There is ongoing preparatory work that will need to be completed first, particularly with An Garda Síochána.

Also, the courts have to develop new forms and brief their staff about the new orders that can be made under the act.

At a seminar in Dublin yesterday, Ms O’Halloran said, too often, domestic violence escaped the attention of the community because coercive control had not been taken seriously or had been minimised.

For too long we have been having too small a conversation about too big a problem. If you wait for a severe injury before you identify domestic violence, then you are going to miss 98% of cases,” she said.

‘Coercive control’ forces everybody to focus not only on incidents of physical violence but on the cumulative patterns of abuse and the denial of human rights that are at the core of domestic violence, she said.

Safe Ireland urged the Government to introduce homicide reviews to increase understanding of how such fatalities can be prevented. Coercive control has been recognised as a serious offence in Britain since 2015 where research found it in 92% of domestic killings.

Former justice minister Frances Fitzgerald, who also spoke at the conference, said she remembered being told that, legally, they could not introduce ‘coercive control’ as, constitutionally, more importance could not be placed on people over property. “But through collaboration and problem-solving we did it,” she said.

However, legislation is just one part of the puzzle, said Ms Fitzgerald, as 79% of women still do not report domestic violence.

Safe Ireland has launched Resolve, a dedicated legal information and advocacy service to support women’s access to justice and the legal remedies soon to be open to them under the new act.

In Ireland, one in three women has experienced some form of psychological violence by a partner, a EU-wide study in 2014 showed. Yearly, in Ireland, over 10,000 women and 3,600 children seek safety from abusive men.

Case study: ‘This is not about revenge... We simply want the sentence that has been given to be served’

The mother of two young sons killed by their father says her quest to get sentencing changes is “for her boys”.

Kathleen Chada’s sons, Eoghan and Ruairí, were killed by their father, Sanjeev Chada, in July 2013.

I am doing it for the boys. They had an incredible sense of fairness themselves when they were in school and playing sports,” she said.

The boys, aged 10 and five, were found dead in the boot of a car near Westport, Co Mayo, following a single car crash.

Kathleen Chada

Their father who was driving the car survived the impact and was sentenced to two life sentences in 2014.

Kathleen is a member of the campaign group called SAVE — Sentencing and Victim Equality — that wants minimum sentences for homicide and serious crimes and changes to the parole system.

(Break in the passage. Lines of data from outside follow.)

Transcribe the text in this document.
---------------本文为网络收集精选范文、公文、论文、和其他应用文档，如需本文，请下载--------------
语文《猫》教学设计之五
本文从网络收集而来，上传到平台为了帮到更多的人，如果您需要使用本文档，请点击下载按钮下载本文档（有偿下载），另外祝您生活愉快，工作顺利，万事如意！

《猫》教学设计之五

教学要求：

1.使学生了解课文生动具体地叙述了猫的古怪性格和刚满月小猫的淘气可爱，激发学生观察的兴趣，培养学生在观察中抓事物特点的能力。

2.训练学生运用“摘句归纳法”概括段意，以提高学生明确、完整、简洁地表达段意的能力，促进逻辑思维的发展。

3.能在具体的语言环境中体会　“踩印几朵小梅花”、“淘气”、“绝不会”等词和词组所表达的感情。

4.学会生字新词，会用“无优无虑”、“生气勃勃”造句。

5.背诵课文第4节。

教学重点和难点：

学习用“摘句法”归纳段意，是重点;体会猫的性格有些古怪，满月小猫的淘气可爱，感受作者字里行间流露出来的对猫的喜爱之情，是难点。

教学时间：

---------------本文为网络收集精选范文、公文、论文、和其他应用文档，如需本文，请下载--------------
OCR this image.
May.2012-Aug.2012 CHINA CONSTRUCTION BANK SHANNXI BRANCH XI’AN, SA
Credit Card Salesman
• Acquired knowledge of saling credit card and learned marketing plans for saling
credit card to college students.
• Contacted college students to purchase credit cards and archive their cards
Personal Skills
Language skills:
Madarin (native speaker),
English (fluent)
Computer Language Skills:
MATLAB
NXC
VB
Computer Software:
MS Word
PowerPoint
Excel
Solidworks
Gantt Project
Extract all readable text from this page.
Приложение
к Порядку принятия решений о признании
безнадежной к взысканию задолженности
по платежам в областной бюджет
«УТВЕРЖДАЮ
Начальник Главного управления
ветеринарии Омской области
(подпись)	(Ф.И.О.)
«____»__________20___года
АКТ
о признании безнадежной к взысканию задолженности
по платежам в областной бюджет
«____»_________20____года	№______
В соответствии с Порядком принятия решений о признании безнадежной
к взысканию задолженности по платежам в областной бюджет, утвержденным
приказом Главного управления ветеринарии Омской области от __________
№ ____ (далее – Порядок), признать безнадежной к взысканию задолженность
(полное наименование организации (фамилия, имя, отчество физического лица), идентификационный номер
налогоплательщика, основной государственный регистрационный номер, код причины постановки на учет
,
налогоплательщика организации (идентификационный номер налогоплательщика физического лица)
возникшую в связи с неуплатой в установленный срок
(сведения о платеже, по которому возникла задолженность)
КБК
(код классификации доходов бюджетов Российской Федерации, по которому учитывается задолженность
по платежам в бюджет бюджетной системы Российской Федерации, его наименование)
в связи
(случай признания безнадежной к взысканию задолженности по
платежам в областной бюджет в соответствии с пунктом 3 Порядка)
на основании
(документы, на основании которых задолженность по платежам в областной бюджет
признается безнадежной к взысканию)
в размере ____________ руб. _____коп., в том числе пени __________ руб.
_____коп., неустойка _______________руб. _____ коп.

“This is not about revenge or wanting tougher sentences. We simply want the sentence that has been given to be served,” she said.

Kathleen said her husband could apply for parole in two years’ time. He received two sentences but they are running concurrently.

It is not about throwing away the key. It is about balance and it is about serving the sentence,” she said.

“If I knew that my husband was going to be in prison for 20 years, that’s OK because I know I don’t have to think about it for 20 years.

“I don’t have to be worried about bumping into him somewhere in the next 20 years. I would have that peace of mind.”

It was also possible that she would be in a better place when he was released after serving his sentence.

Kathleen said she was hoping to divorce her husband in the next six months.

“I really don’t know how to refer to him. I sometimes say he is Eoin and Ruairi’s father. That feels wrong but he is. It becomes very complicated.”

Kathleen said she felt “incredibly lucky” to have a strong family and good friends to help her cope.